The IL-2R subfamily of receptors for IL-2, IL-4, IL-7, IL-9 and IL-15 all are known to have a common signal-transducing gamma chain. Each one of these has a unique cytokine-specific alpha chain. IL-2 and IL-15 are trimers and also can share IL-2R beta chain. Monomeric IL-2R alpha is found to have low affinity for IL-2, where the dimeric IL-2R beta/gamma has intermediate affinity, and trimeric IL-2R alpha/beta/gamma bind to IL-2 with high affinity. IL-2R alpha chain (Tac) is expressed only by activated but not resting T cells, whereas resting T cells and NK cells are able to constitutively express low numbers of IL-2R beta/gamma.

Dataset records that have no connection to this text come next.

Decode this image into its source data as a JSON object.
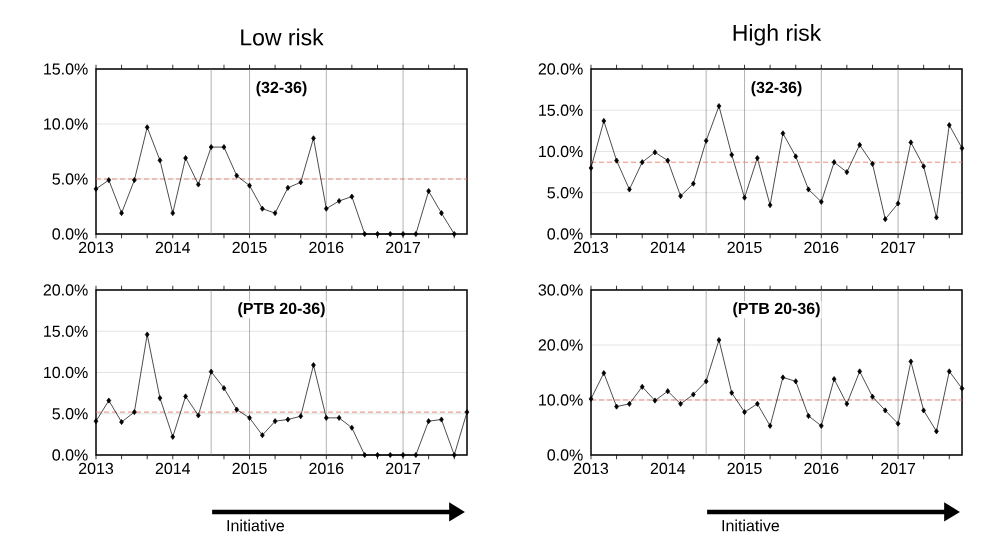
{
  "chart_data": [
    {
      "type": "line",
      "title": "Low risk",
      "annotations": [
        "(32-36)"
      ],
      "x": [
        2013,
        2013.167,
        2013.333,
        2013.5,
        2013.667,
        2013.833,
        2014,
        2014.167,
        2014.333,
        2014.5,
        2014.667,
        2014.833,
        2015,
        2015.167,
        2015.333,
        2015.5,
        2015.667,
        2015.833,
        2016,
        2016.167,
        2016.333,
        2016.5,
        2016.667,
        2016.833,
        2017,
        2017.167,
        2017.333,
        2017.5,
        2017.667
      ],
      "values": [
        4.1,
        4.9,
        1.9,
        4.9,
        9.7,
        6.7,
        1.9,
        6.9,
        4.5,
        7.9,
        7.9,
        5.3,
        4.4,
        2.3,
        1.9,
        4.2,
        4.7,
        8.7,
        2.3,
        3.0,
        3.4,
        0,
        0,
        0,
        0,
        0,
        3.9,
        1.9,
        0
      ],
      "color": "#000000",
      "marker": "diamond",
      "line_style": "solid",
      "grid": "y",
      "xlim": [
        2013,
        2017.833
      ],
      "ylim": [
        0,
        15
      ],
      "xticks": [
        2013,
        {
          "value": 2013.333,
          "label": null
        },
        {
          "value": 2013.667,
          "label": null
        },
        2014,
        {
          "value": 2014.333,
          "label": null
        },
        {
          "value": 2014.667,
          "label": null
        },
        2015,
        {
          "value": 2015.333,
          "label": null
        },
        {
          "value": 2015.667,
          "label": null
        },
        2016,
        {
          "value": 2016.333,
          "label": null
        },
        {
          "value": 2016.667,
          "label": null
        },
        2017,
        {
          "value": 2017.333,
          "label": null
        },
        {
          "value": 2017.667,
          "label": null
        }
      ],
      "yticks": [
        {
          "value": 0,
          "label": "0.0%"
        },
        {
          "value": 5,
          "label": "5.0%"
        },
        {
          "value": 10,
          "label": "10.0%"
        },
        {
          "value": 15,
          "label": "15.0%"
        }
      ],
      "ref_lines": [
        {
          "axis": "x",
          "value": 2014.5,
          "color": "#808080"
        },
        {
          "axis": "x",
          "value": 2015,
          "color": "#808080"
        },
        {
          "axis": "x",
          "value": 2016,
          "color": "#808080"
        },
        {
          "axis": "x",
          "value": 2017,
          "color": "#808080"
        },
        {
          "axis": "y",
          "value": 5.0,
          "color": "#e8806a",
          "line_style": "dashed"
        }
      ]
    },
    {
      "type": "line",
      "title": "High risk",
      "annotations": [
        "(32-36)"
      ],
      "x": [
        2013,
        2013.167,
        2013.333,
        2013.5,
        2013.667,
        2013.833,
        2014,
        2014.167,
        2014.333,
        2014.5,
        2014.667,
        2014.833,
        2015,
        2015.167,
        2015.333,
        2015.5,
        2015.667,
        2015.833,
        2016,
        2016.167,
        2016.333,
        2016.5,
        2016.667,
        2016.833,
        2017,
        2017.167,
        2017.333,
        2017.5,
        2017.667,
        2017.833
      ],
      "values": [
        8.0,
        13.7,
        8.9,
        5.4,
        8.7,
        9.9,
        8.9,
        4.6,
        6.1,
        11.3,
        15.5,
        9.6,
        4.4,
        9.2,
        3.5,
        12.2,
        9.4,
        5.4,
        3.9,
        8.7,
        7.5,
        10.8,
        8.5,
        1.8,
        3.7,
        11.1,
        8.2,
        2.0,
        13.2,
        10.4
      ],
      "color": "#000000",
      "marker": "diamond",
      "line_style": "solid",
      "grid": "y",
      "xlim": [
        2013,
        2017.833
      ],
      "ylim": [
        0,
        20
      ],
      "xticks": [
        2013,
        {
          "value": 2013.333,
          "label": null
        },
        {
          "value": 2013.667,
          "label": null
        },
        2014,
        {
          "value": 2014.333,
          "label": null
        },
        {
          "value": 2014.667,
          "label": null
        },
        2015,
        {
          "value": 2015.333,
          "label": null
        },
        {
          "value": 2015.667,
          "label": null
        },
        2016,
        {
          "value": 2016.333,
          "label": null
        },
        {
          "value": 2016.667,
          "label": null
        },
        2017,
        {
          "value": 2017.333,
          "label": null
        },
        {
          "value": 2017.667,
          "label": null
        }
      ],
      "yticks": [
        {
          "value": 0,
          "label": "0.0%"
        },
        {
          "value": 5,
          "label": "5.0%"
        },
        {
          "value": 10,
          "label": "10.0%"
        },
        {
          "value": 15,
          "label": "15.0%"
        },
        {
          "value": 20,
          "label": "20.0%"
        }
      ],
      "ref_lines": [
        {
          "axis": "x",
          "value": 2014.5,
          "color": "#808080"
        },
        {
          "axis": "x",
          "value": 2015,
          "color": "#808080"
        },
        {
          "axis": "x",
          "value": 2016,
          "color": "#808080"
        },
        {
          "axis": "x",
          "value": 2017,
          "color": "#808080"
        },
        {
          "axis": "y",
          "value": 8.7,
          "color": "#e8806a",
          "line_style": "dashed"
        }
      ]
    },
    {
      "type": "line",
      "annotations": [
        "(PTB 20-36)",
        "Initiative"
      ],
      "x": [
        2013,
        2013.167,
        2013.333,
        2013.5,
        2013.667,
        2013.833,
        2014,
        2014.167,
        2014.333,
        2014.5,
        2014.667,
        2014.833,
        2015,
        2015.167,
        2015.333,
        2015.5,
        2015.667,
        2015.833,
        2016,
        2016.167,
        2016.333,
        2016.5,
        2016.667,
        2016.833,
        2017,
        2017.167,
        2017.333,
        2017.5,
        2017.667,
        2017.833
      ],
      "values": [
        4.1,
        6.6,
        4.0,
        5.2,
        14.6,
        6.9,
        2.2,
        7.1,
        4.8,
        10.1,
        8.1,
        5.5,
        4.5,
        2.4,
        4.1,
        4.3,
        4.7,
        10.9,
        4.5,
        4.5,
        3.3,
        0,
        0,
        0,
        0,
        0,
        4.1,
        4.3,
        0,
        5.2
      ],
      "color": "#000000",
      "marker": "diamond",
      "line_style": "solid",
      "grid": "y",
      "xlim": [
        2013,
        2017.833
      ],
      "ylim": [
        0,
        20
      ],
      "xticks": [
        2013,
        {
          "value": 2013.333,
          "label": null
        },
        {
          "value": 2013.667,
          "label": null
        },
        2014,
        {
          "value": 2014.333,
          "label": null
        },
        {
          "value": 2014.667,
          "label": null
        },
        2015,
        {
          "value": 2015.333,
          "label": null
        },
        {
          "value": 2015.667,
          "label": null
        },
        2016,
        {
          "value": 2016.333,
          "label": null
        },
        {
          "value": 2016.667,
          "label": null
        },
        2017,
        {
          "value": 2017.333,
          "label": null
        },
        {
          "value": 2017.667,
          "label": null
        }
      ],
      "yticks": [
        {
          "value": 0,
          "label": "0.0%"
        },
        {
          "value": 5,
          "label": "5.0%"
        },
        {
          "value": 10,
          "label": "10.0%"
        },
        {
          "value": 15,
          "label": "15.0%"
        },
        {
          "value": 20,
          "label": "20.0%"
        }
      ],
      "ref_lines": [
        {
          "axis": "x",
          "value": 2014.5,
          "color": "#808080"
        },
        {
          "axis": "x",
          "value": 2015,
          "color": "#808080"
        },
        {
          "axis": "x",
          "value": 2016,
          "color": "#808080"
        },
        {
          "axis": "x",
          "value": 2017,
          "color": "#808080"
        },
        {
          "axis": "y",
          "value": 5.2,
          "color": "#e8806a",
          "line_style": "dashed"
        }
      ]
    },
    {
      "type": "line",
      "annotations": [
        "(PTB 20-36)",
        "Initiative"
      ],
      "x": [
        2013,
        2013.167,
        2013.333,
        2013.5,
        2013.667,
        2013.833,
        2014,
        2014.167,
        2014.333,
        2014.5,
        2014.667,
        2014.833,
        2015,
        2015.167,
        2015.333,
        2015.5,
        2015.667,
        2015.833,
        2016,
        2016.167,
        2016.333,
        2016.5,
        2016.667,
        2016.833,
        2017,
        2017.167,
        2017.333,
        2017.5,
        2017.667,
        2017.833
      ],
      "values": [
        10.2,
        14.9,
        8.8,
        9.3,
        12.4,
        9.9,
        11.6,
        9.3,
        11.0,
        13.4,
        20.9,
        11.3,
        7.8,
        9.3,
        5.3,
        14.1,
        13.4,
        7.1,
        5.3,
        13.8,
        9.3,
        15.2,
        10.6,
        8.1,
        5.7,
        17.0,
        8.1,
        4.3,
        15.2,
        12.1
      ],
      "color": "#000000",
      "marker": "diamond",
      "line_style": "solid",
      "grid": "y",
      "xlim": [
        2013,
        2017.833
      ],
      "ylim": [
        0,
        30
      ],
      "xticks": [
        2013,
        {
          "value": 2013.333,
          "label": null
        },
        {
          "value": 2013.667,
          "label": null
        },
        2014,
        {
          "value": 2014.333,
          "label": null
        },
        {
          "value": 2014.667,
          "label": null
        },
        2015,
        {
          "value": 2015.333,
          "label": null
        },
        {
          "value": 2015.667,
          "label": null
        },
        2016,
        {
          "value": 2016.333,
          "label": null
        },
        {
          "value": 2016.667,
          "label": null
        },
        2017,
        {
          "value": 2017.333,
          "label": null
        },
        {
          "value": 2017.667,
          "label": null
        }
      ],
      "yticks": [
        {
          "value": 0,
          "label": "0.0%"
        },
        {
          "value": 10,
          "label": "10.0%"
        },
        {
          "value": 20,
          "label": "20.0%"
        },
        {
          "value": 30,
          "label": "30.0%"
        }
      ],
      "ref_lines": [
        {
          "axis": "x",
          "value": 2014.5,
          "color": "#808080"
        },
        {
          "axis": "x",
          "value": 2015,
          "color": "#808080"
        },
        {
          "axis": "x",
          "value": 2016,
          "color": "#808080"
        },
        {
          "axis": "x",
          "value": 2017,
          "color": "#808080"
        },
        {
          "axis": "y",
          "value": 10.0,
          "color": "#e8806a",
          "line_style": "dashed"
        }
      ]
    }
  ]
}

The activation of antigen causes stimulation of T cell expression with high affinity IL-2R trimers, in addition to the secretion of IL-2. This process can allow the autocrine stimulation of T cell proliferation in an antigen-specific manner. The antigen specificity of the immune response is essentially maintained by the close proximity of antigen-presenting B cells and macrophages with their respective helper T cells, in order that cytokines are able to secrete in the direction of and close to the membrane of the target cell. There is evidence for X-linked severe combined immunodeficiency (X-scid) which is the result of a defect in IL-2R family gamma chain and this often leads to loss of activity from this family of cytokines.
During an immune responses the fragments of membrane receptors can be shed and these then are able to compete for cytokine binding. The activity of cytokines can therefore be blocked by these antagonists (i.e. molecules which can bind cytokines or their receptors). An example of this is when IL-1 has a specific antagonist that can block the binding of IL-1 alpha and IL-1 beta to their receptor. Finally, microbes can also directly influence cytokine activities. For example, the Vaccinia virus (Cowpox and Smallpox) is encoding soluble molecules that are able to bind IFN-gamma, whereas the Epstein-Barr virus (Infectious Mononucleosis) is able to encode a molecule homologous to IL-10 that has the ability to suppress the immune function in the host.